U.S. Ports Rank Near the Bottom for Efficiency
With a U.S. dockworkers strike currently halting about half of the country’s ocean shipping, we take a look at how well our ports work in the first place. (Noahpinion)
The latest: The International Longshoremen’s Association strike shut down 36 major ports in the U.S. Monday evening, after the union’s 45,000 members rejected a 50% pay bump.
The union wants a 61.5% raise for workers, and perhaps more importantly, a total ban on automation at the ports.
Per a J.P. Morgan analysis, the strike could cost the U.S. economy $3.8 to $4.5 billion a day.
ILA president Harold J. Daggett (who earned more than $800,000 last year):
When my men hit the streets from Maine to Texas, every single port locked down. You know what's going to happen? I'll tell you. First week, be all over the news every night, boom, boom, second week. Guys who sell cars can't sell cars, because the cars ain't coming in off the ships. They get laid off. Third week, malls are closing down. They can't get the goods from China. They can't sell clothes. They can't do this. Everything in the United States comes on a ship. They go out of business. Construction workers get laid off because the materials aren't coming in. The steel's not coming in. The lumber's not coming in. They lose their job.

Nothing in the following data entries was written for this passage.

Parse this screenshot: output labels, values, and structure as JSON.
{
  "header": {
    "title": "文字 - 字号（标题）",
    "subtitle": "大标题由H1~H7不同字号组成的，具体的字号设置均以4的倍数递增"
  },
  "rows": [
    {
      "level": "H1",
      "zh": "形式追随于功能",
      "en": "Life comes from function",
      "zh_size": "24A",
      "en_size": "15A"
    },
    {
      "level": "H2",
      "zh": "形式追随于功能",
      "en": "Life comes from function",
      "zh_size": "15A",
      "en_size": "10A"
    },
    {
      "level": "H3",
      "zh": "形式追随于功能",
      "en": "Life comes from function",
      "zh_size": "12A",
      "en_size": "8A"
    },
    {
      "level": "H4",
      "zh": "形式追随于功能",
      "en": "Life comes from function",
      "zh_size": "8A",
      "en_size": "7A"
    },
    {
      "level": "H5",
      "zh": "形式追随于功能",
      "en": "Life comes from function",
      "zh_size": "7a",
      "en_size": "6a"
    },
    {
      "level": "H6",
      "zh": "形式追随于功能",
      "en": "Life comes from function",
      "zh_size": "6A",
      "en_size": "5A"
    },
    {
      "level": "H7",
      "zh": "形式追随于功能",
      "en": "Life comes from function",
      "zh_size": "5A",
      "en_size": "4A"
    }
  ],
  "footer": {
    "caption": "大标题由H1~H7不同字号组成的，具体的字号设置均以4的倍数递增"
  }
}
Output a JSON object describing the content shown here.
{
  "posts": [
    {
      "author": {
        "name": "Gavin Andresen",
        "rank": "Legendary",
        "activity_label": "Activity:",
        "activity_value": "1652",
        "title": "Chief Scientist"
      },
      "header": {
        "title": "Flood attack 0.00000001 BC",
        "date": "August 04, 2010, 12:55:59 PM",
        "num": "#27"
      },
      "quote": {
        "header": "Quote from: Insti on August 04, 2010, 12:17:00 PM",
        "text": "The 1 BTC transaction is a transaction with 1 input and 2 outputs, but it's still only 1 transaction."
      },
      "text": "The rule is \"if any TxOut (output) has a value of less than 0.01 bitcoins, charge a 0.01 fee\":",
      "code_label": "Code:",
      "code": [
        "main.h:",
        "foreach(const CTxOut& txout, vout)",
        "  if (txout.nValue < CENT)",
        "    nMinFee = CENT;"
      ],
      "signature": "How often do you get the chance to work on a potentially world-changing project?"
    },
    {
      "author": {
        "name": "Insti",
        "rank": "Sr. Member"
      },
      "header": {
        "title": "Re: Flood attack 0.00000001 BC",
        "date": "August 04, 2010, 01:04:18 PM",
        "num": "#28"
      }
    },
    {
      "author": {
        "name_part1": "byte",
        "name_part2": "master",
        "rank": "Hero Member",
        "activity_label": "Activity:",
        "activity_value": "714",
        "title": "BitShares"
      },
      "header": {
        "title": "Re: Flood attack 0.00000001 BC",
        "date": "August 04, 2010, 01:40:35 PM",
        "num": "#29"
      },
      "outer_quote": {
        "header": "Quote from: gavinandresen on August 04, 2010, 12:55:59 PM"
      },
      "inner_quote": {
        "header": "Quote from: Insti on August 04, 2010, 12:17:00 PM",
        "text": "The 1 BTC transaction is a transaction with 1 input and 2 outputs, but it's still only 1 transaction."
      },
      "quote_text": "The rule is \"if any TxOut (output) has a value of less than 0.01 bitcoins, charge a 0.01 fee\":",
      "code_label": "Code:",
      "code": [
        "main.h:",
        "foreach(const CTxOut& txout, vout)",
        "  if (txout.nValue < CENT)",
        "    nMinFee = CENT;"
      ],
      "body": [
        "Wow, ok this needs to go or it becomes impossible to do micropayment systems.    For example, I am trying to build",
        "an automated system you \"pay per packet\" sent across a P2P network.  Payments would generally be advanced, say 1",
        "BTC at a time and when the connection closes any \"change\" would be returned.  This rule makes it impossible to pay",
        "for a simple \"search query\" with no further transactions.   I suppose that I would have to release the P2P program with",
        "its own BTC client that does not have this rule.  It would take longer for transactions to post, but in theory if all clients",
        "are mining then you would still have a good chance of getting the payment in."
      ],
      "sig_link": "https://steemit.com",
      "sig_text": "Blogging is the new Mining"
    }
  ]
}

The data: According to the World Bank, America's largest ports are among the least efficient globally.
The Port of Los Angeles and Long Beach ranked last out of 370 ports in the World Bank's ranking.
The Port of New York and New Jersey, the second-largest in the U.S., ranked 251st.
The Port of Savannah, the third-largest U.S. port, was near the bottom as well, ranking 367th.
Contrast: China’s Yangshan Port in Shanghai led the world in throughput last year, moving 49 million TEUs (twenty-foot equivalent units) of cargo, compared to New York and New Jersey’s 7.8 million.
In fact, Yangshan alone processes more cargo than all U.S. ports combined.
Much of China’s success in transforming the global shipping industry can be traced back to investment in automation.
Yangshan bills itself as “the world’s largest automated container terminal with the highest level of automation around the globe.” (See it in action here.)
Political blogger Noah Smith:
Is it right that the livelihoods of millions of Americans should hang on the whims of 50,000 dockworkers? Is it smart to give a single union the power to shut down a large portion of America’s critical infrastructure? Collective bargaining is important, but there should be limits on how destructive we allow that bargaining process to be.
Bubba’s Two Cents
The public’s support for unions has been steadily rising over the past decade. Last year, Americans overwhelmingly backed striking autoworkers over big car manufacturers. A growing number of people believe corporations are squeezing the little guy.
On paper, conditions are ripe for the ILA to garner public sympathy for its cause. But it seems like the union’s going out of its way to squander the labor movement’s goodwill and blatantly holding fellow workers in adjacent industries hostage.